The National College Health Assessment (NCHA) Survey will capture student behaviours and attitudes on a broad range of health issues, ranging from nutrition and exercise, drugs and alcohol, personal safety, sexual health, stress, depression and anxiety.

Memorial is among 33 universities in Canada and more than 100 universities in the United States participating in this year’s survey. In addition to providing an objective picture of student health and identifying emerging trends on Memorial’s campuses, this international research effort will provide context for the results and the health experiences of Memorial students and can be considered alongside those of post-secondary students elsewhere. 

“Health impacts most aspects of university life, including academic success,” said Dr. Norman Lee, chief physician with the health centre division of Memorial’s Student Affairs and Services. “By participating in the survey, students are telling us what our priorities should be.”

A random sample of 5,000 Memorial students will be selected -- notified via an email to their Memorial email accounts -- to complete the online survey on Tuesday, March 19. The survey is confidential and student identities cannot be linked with survey answers, a fact Dr. Lee hopes will motivate students invited to participate to make every effort to complete the survey.

“The better the response rate, the more statistically significant the sample will be and the more powerful a planning tool we have for health promotion and prevention services,” said Dr. Lee.

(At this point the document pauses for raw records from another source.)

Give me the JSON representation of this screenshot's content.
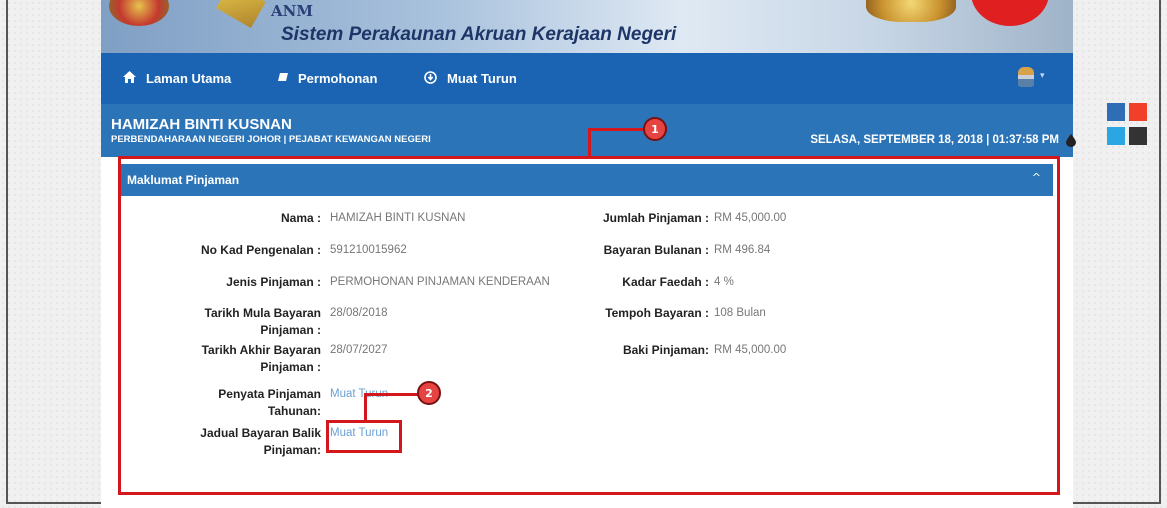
{
  "banner": {
    "org": "ANM",
    "title": "Sistem Perakaunan Akruan Kerajaan Negeri"
  },
  "nav": {
    "items": [
      {
        "label": "Laman Utama",
        "icon": "home-icon"
      },
      {
        "label": "Permohonan",
        "icon": "edit-icon"
      },
      {
        "label": "Muat Turun",
        "icon": "download-circle-icon"
      }
    ],
    "user_icon": "user-avatar-icon"
  },
  "profile": {
    "name": "HAMIZAH BINTI KUSNAN",
    "org": "PERBENDAHARAAN NEGERI JOHOR | PEJABAT KEWANGAN NEGERI",
    "datetime": "SELASA, SEPTEMBER 18, 2018 | 01:37:58 PM"
  },
  "panel": {
    "title": "Maklumat Pinjaman",
    "left": [
      {
        "label": "Nama :",
        "value": "HAMIZAH BINTI KUSNAN"
      },
      {
        "label": "No Kad Pengenalan :",
        "value": "591210015962"
      },
      {
        "label": "Jenis Pinjaman :",
        "value": "PERMOHONAN PINJAMAN KENDERAAN"
      },
      {
        "label_line1": "Tarikh Mula Bayaran",
        "label_line2": "Pinjaman :",
        "value": "28/08/2018"
      },
      {
        "label_line1": "Tarikh Akhir Bayaran",
        "label_line2": "Pinjaman :",
        "value": "28/07/2027"
      },
      {
        "label_line1": "Penyata Pinjaman",
        "label_line2": "Tahunan:",
        "value": "Muat Turun"
      },
      {
        "label_line1": "Jadual Bayaran Balik",
        "label_line2": "Pinjaman:",
        "value": "Muat Turun"
      }
    ],
    "right": [
      {
        "label": "Jumlah Pinjaman :",
        "value": "RM 45,000.00"
      },
      {
        "label": "Bayaran Bulanan :",
        "value": "RM 496.84"
      },
      {
        "label": "Kadar Faedah :",
        "value": "4 %"
      },
      {
        "label": "Tempoh Bayaran :",
        "value": "108 Bulan"
      },
      {
        "label": "Baki Pinjaman:",
        "value": "RM 45,000.00"
      }
    ]
  },
  "annotations": {
    "badge1": "1",
    "badge2": "2"
  },
  "theme": {
    "swatches": [
      "#2f6db5",
      "#f0402a",
      "#2aa7e3",
      "#333333"
    ],
    "accent": "#d4161d"
  }
}
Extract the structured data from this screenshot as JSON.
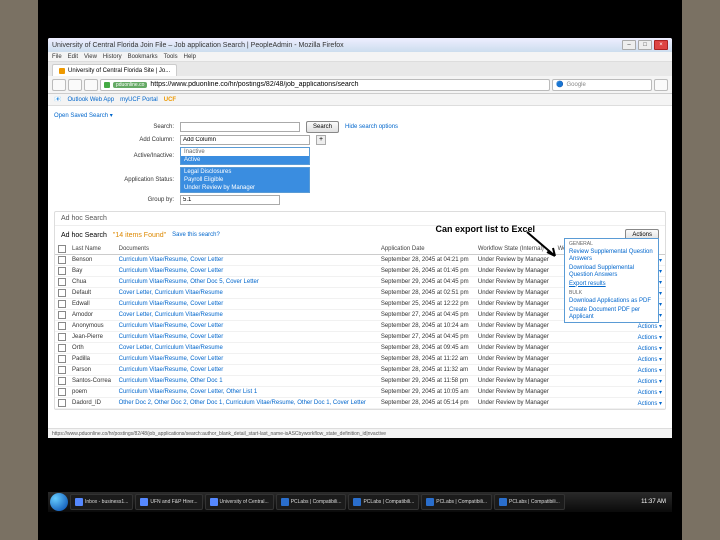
{
  "window": {
    "title": "University of Central Florida Join File – Job application Search | PeopleAdmin - Mozilla Firefox",
    "tab": "University of Central Florida Site | Jo..."
  },
  "menubar": [
    "File",
    "Edit",
    "View",
    "History",
    "Bookmarks",
    "Tools",
    "Help"
  ],
  "nav": {
    "url_tag": "pduonline.co",
    "url": "https://www.pduonline.co/hr/postings/82/48/job_applications/search",
    "search_placeholder": "Google"
  },
  "bookmarks": [
    "Outlook Web App",
    "myUCF Portal",
    "UCF"
  ],
  "search_area": {
    "saved_search": "Open Saved Search ▾",
    "search_label": "Search:",
    "search_btn": "Search",
    "hide_opts": "Hide search options",
    "add_column": "Add Column:",
    "add_column_value": "Add Column",
    "active_label": "Active/Inactive:",
    "active_options": [
      "Active",
      "Inactive"
    ],
    "app_status_label": "Application Status:",
    "app_status_options": [
      "Legal Disclosures",
      "Payroll Eligible",
      "Under Review by Manager"
    ],
    "group_label": "Group by:",
    "group_value": "5.1"
  },
  "results": {
    "panel_title": "Ad hoc Search",
    "results_label": "Ad hoc Search",
    "count_text": "\"14 items Found\"",
    "save_link": "Save this search?",
    "actions_btn": "Actions"
  },
  "callout": "Can export list to Excel",
  "actions_menu": {
    "sect1": "GENERAL",
    "i1": "Review Supplemental Question Answers",
    "i2": "Download Supplemental Question Answers",
    "i3": "Export results",
    "sect2": "BULK",
    "i4": "Download Applications as PDF",
    "i5": "Create Document PDF per Applicant"
  },
  "cols": {
    "c0": "",
    "c1": "Last Name",
    "c2": "Documents",
    "c3": "Application Date",
    "c4": "Workflow State (Internal)",
    "c5": "Workflow State (Category)",
    "c6": ""
  },
  "rows": [
    {
      "n": "Benson",
      "d": "Curriculum Vitae/Resume, Cover Letter",
      "dt": "September 28, 2045 at 04:21 pm",
      "w": "Under Review by Manager",
      "a": "Actions ▾"
    },
    {
      "n": "Bay",
      "d": "Curriculum Vitae/Resume, Cover Letter",
      "dt": "September 26, 2045 at 01:45 pm",
      "w": "Under Review by Manager",
      "a": "Actions ▾"
    },
    {
      "n": "Chua",
      "d": "Curriculum Vitae/Resume, Other Doc 5, Cover Letter",
      "dt": "September 29, 2045 at 04:45 pm",
      "w": "Under Review by Manager",
      "a": "Actions ▾"
    },
    {
      "n": "Default",
      "d": "Cover Letter, Curriculum Vitae/Resume",
      "dt": "September 28, 2045 at 02:51 pm",
      "w": "Under Review by Manager",
      "a": "Actions ▾"
    },
    {
      "n": "Edwall",
      "d": "Curriculum Vitae/Resume, Cover Letter",
      "dt": "September 25, 2045 at 12:22 pm",
      "w": "Under Review by Manager",
      "a": "Actions ▾"
    },
    {
      "n": "Amodor",
      "d": "Cover Letter, Curriculum Vitae/Resume",
      "dt": "September 27, 2045 at 04:45 pm",
      "w": "Under Review by Manager",
      "a": "Actions ▾"
    },
    {
      "n": "Anonymous",
      "d": "Curriculum Vitae/Resume, Cover Letter",
      "dt": "September 28, 2045 at 10:24 am",
      "w": "Under Review by Manager",
      "a": "Actions ▾"
    },
    {
      "n": "Jean-Pierre",
      "d": "Curriculum Vitae/Resume, Cover Letter",
      "dt": "September 27, 2045 at 04:45 pm",
      "w": "Under Review by Manager",
      "a": "Actions ▾"
    },
    {
      "n": "Orth",
      "d": "Cover Letter, Curriculum Vitae/Resume",
      "dt": "September 28, 2045 at 09:45 am",
      "w": "Under Review by Manager",
      "a": "Actions ▾"
    },
    {
      "n": "Padilla",
      "d": "Curriculum Vitae/Resume, Cover Letter",
      "dt": "September 28, 2045 at 11:22 am",
      "w": "Under Review by Manager",
      "a": "Actions ▾"
    },
    {
      "n": "Parson",
      "d": "Curriculum Vitae/Resume, Cover Letter",
      "dt": "September 28, 2045 at 11:32 am",
      "w": "Under Review by Manager",
      "a": "Actions ▾"
    },
    {
      "n": "Santos-Correa",
      "d": "Curriculum Vitae/Resume, Other Doc 1",
      "dt": "September 29, 2045 at 11:58 pm",
      "w": "Under Review by Manager",
      "a": "Actions ▾"
    },
    {
      "n": "poem",
      "d": "Curriculum Vitae/Resume, Cover Letter, Other List 1",
      "dt": "September 29, 2045 at 10:05 am",
      "w": "Under Review by Manager",
      "a": "Actions ▾"
    },
    {
      "n": "Dadord_ID",
      "d": "Other Doc 2, Other Doc 2, Other Doc 1, Curriculum Vitae/Resume, Other Doc 1, Cover Letter",
      "dt": "September 28, 2045 at 05:14 pm",
      "w": "Under Review by Manager",
      "a": "Actions ▾"
    }
  ],
  "statusbar": "https://www.pduonline.co/hr/postings/82/48/job_applications/search:author_blank_detail_start-last_name-isASCbyworkflow_state_definition_id|nvactive",
  "taskbar": {
    "items": [
      "Inbox - business1...",
      "UFN and F&P Hirer...",
      "University of Central...",
      "PCLabs | Compatibili...",
      "PCLabs | Compatibili...",
      "PCLabs | Compatibili...",
      "PCLabs | Compatibili..."
    ],
    "clock": "11:37 AM"
  }
}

This is the second time that Memorial has participated in the NCHA survey, conducted annually since 2000. When the 2008 survey results confirmed an increase demand for medical and counselling services, the university allocated resources to meet this need, says Kelly Neville, wellness co-ordinator with the Counselling Centre, who along with Dr. Lee and staff nurse Missy Power, co-ordinated Memorial’s participation in the NCHA surveys in 2008 and 2013.

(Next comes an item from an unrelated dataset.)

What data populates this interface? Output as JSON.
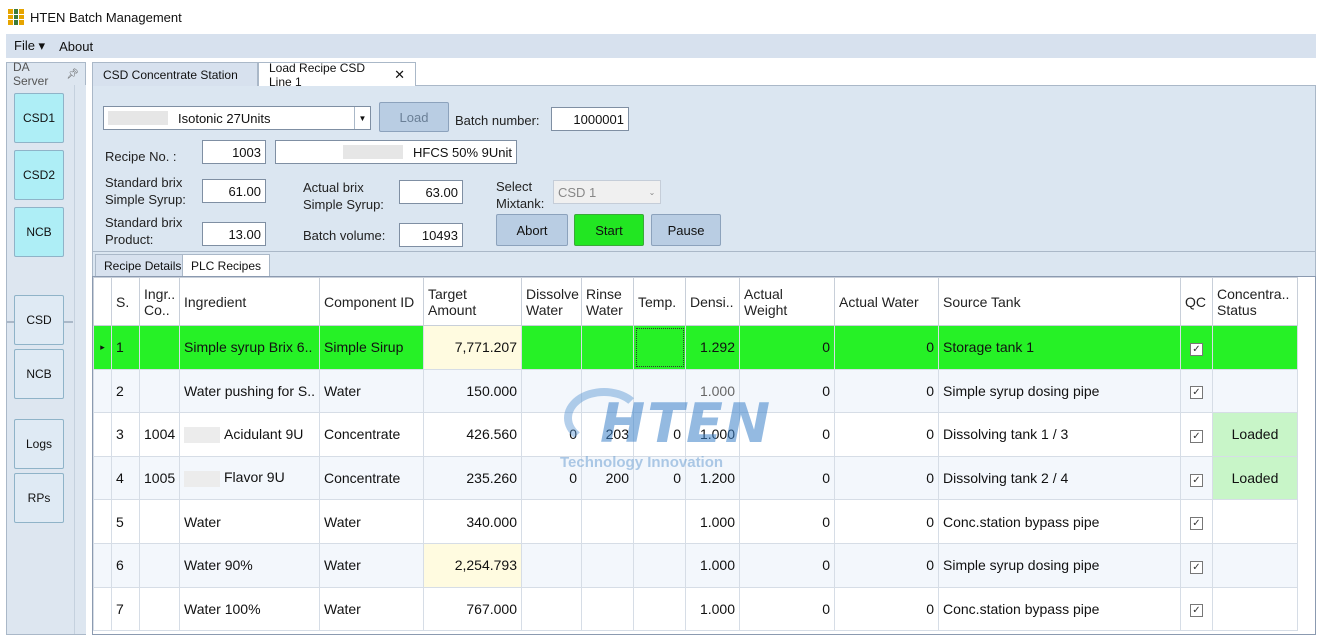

“Today there is a psychiatrist on staff and we implemented e-CheckUpToGo, an online alcohol assessment tool, to help students understand their drinking habits,” Ms. Neville explained. “Both these initiatives were promoted by the findings of the NCHA 2008 survey.”

Up-to-date empirical data on student health and emerging needs will also mean campus counselling and health centres can apply for funding from government and other agencies to support new wellness programs and initiatives.

Survey results are expected to be available by July and the health and counselling centres will present the findings to student groups, university administrators and other stakeholders. In addition to the immediate benefits of the NCHA survey, students, scholars and researchers at Memorial will also have access to the dataset to conduct novel research and analyses.

Dr. Lee says he expects the 2013 survey will reveal that there have been positive gains in health education and awareness and that the behaviours and attitudes of Memorial students around health issues are in line with those of students on campuses across North America.

“Getting an accurate picture is a matter of getting students to complete the survey,” he said. “I honestly feel that health and health services are priorities for our students, and I’m optimistic that we will see a very good response.”